Hoje, a família reunida é um conjunto extenso e às vezes inquieto de dois filhos de olhar penetrante dos dois casamentos anteriores dela, uma filha e um filho do segundo casamento dele, ex-cônjuges com vários graus de envolvimento, os parceiros dos ex-cônjuges e os sogros confusos.

Se os Burns parecem atípicos como uma família nuclear norte-americana, que tal os Schulte-Wayser, um alegre bando formado de dois homens, seis filhos e dois cachorros? Ou os Indrakrishnan, casal imigrante bem sucedido que vive em Atlanta, Geórgia, cuja filha adolescente divide o tempo entre a prosaica lição de casa e a precisão dos passos de dança hindu antiga.

A típica família norte-americana se tornou tão multifacetada e cheia de surpresas como o "turducken" – a combinação festiva tipicamente norte-americana de peru recheado com pato e frango. Pesquisadores que estudam a estrutura e a evolução da família norte-americana expressam um espanto genuíno quanto à velocidade com que a família mudou nos anos recentes, com transformações que muitas vezes excedem ou contrariam as previsões de alguns artigos científicos publicados anteriormente.

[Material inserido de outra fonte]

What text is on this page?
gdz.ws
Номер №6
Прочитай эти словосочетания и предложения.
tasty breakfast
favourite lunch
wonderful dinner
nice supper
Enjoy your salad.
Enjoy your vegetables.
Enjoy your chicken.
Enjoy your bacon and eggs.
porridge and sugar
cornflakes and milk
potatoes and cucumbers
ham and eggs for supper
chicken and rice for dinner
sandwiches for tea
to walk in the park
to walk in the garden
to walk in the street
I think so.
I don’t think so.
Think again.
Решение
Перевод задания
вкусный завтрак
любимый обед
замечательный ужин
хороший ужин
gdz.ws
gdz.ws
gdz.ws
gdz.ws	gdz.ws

"Esse movimento, essa rotatividade nas nossas parcerias íntimas está criando famílias complexas numa escala que nunca vimos antes", disse Andrew J. Cherlin, professor de políticas públicas na Universidade Johns Hopkins. "É um erro pensar que este é o ponto final de uma enorme mudança. Ainda estamos no meio dela."

Do Sri Lanka a Atlanta

Ao conhecer Indran Indrakrishnan, 53, um gastroenterologista que vive com o consultório lotado nos arredores de Atlanta, as pessoas notam seu nome incomum, a cadência vívida e animada do sotaque e o cabelo preto ondulado e perguntam: "De onde o senhor é, doutor?".

"Vamos ver se você consegue adivinhar", responde Indrakrishnan com um sorriso. Índia? Não. Paquistão? Não. Irã, Egito, Turquia, Afeganistão? Só respostas negativas. "Nessa hora elas ficam espantadas e passam para a América do Sul. Quando eu finalmente conto que nasci no Sri Lanka, elas ficam mais confusas do que nunca. ‘Sri Lanka? Onde fica isso?’"

Esse tipo de analfabetismo geográfico casual pode em breve ser sobrepujado pela mera força dos números. Indrakrishnan integra a nova onda de imigração que está varrendo os Estados Unidos, derrubando antigos blocos eleitorais, reconfigurando bairros, diversificando opções de restaurantes locais e lançando uma nova perspectiva em relação ao significado dos valores familiares tradicionais.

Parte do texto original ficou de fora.